Let f(x) = 6 cos x.
Complete parts (a) through (e) below
a. What is the y-intercept of the graph of f?
b. For what numbers x, -π ≤ x ≤ π, is the graph of f increasing?
c. What is the absolute minimum value of f?
d. For what numbers x, 0 ≤ x ≤ 2π, does f(x) = 0?
e. What are the x-intercepts of f?
a. The y-intercept of the graph of f is the value of f when x = 0. So, substituting x = 0 into f(x) = 6 cos x, we get f(0) = 6 cos 0 = 6(1) = 6. Therefore, the y-intercept is 6.
b. The graph of f is increasing when the derivative of f is positive. The derivative of f(x) = 6 cos x is f'(x) = -6 sin x. For the graph of f to increase, we need -6 sin x > 0. This inequality is satisfied when -π/2 < x < π/2. In other words, for -π < x < -π/2 and π/2 < x < π, the graph of f is increasing.

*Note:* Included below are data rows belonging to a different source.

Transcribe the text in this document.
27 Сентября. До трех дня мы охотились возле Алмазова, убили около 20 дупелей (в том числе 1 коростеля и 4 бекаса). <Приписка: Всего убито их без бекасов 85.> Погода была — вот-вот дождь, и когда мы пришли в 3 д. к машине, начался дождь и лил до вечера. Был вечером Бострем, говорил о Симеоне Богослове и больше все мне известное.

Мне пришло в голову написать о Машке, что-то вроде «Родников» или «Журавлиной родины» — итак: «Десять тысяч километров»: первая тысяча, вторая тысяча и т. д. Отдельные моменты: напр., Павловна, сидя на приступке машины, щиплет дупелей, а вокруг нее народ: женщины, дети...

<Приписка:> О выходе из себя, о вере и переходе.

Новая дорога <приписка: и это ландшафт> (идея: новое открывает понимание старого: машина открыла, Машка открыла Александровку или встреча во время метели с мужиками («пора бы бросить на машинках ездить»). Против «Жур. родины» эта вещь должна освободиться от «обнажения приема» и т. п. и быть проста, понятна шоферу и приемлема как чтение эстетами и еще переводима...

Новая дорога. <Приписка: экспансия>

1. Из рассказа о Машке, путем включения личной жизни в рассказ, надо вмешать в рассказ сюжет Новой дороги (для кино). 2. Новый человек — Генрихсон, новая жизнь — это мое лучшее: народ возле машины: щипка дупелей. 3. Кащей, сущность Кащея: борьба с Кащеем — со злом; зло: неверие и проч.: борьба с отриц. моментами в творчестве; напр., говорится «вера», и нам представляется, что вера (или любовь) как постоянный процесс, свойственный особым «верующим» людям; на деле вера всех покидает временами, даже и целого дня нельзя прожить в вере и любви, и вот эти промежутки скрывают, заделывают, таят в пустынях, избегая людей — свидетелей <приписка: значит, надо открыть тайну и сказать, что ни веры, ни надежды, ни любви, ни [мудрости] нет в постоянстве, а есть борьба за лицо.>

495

c. The absolute minimum value of f is the lowest possible y-value of the graph. Since the range of the cosine function is -1 to 1, the absolute minimum value occurs when cos x = -1. This happens when x = π. So, the absolute minimum value of f is f(π) = 6 cos π = 6(-1) = -6.
d. To find the values of x where f(x) = 0, we solve the equation 6 cos x = 0. In the range 0 ≤ x ≤ 2π, cos x = 0 when x = π/2 and x = 3π/2. So, the values of x where f(x) = 0 are x = π/2 and x = 3π/2.
e. The x-intercepts of f are the values of x where f(x) = 0. Therefore, the x-intercepts are x = π/2 and x = 3π/2.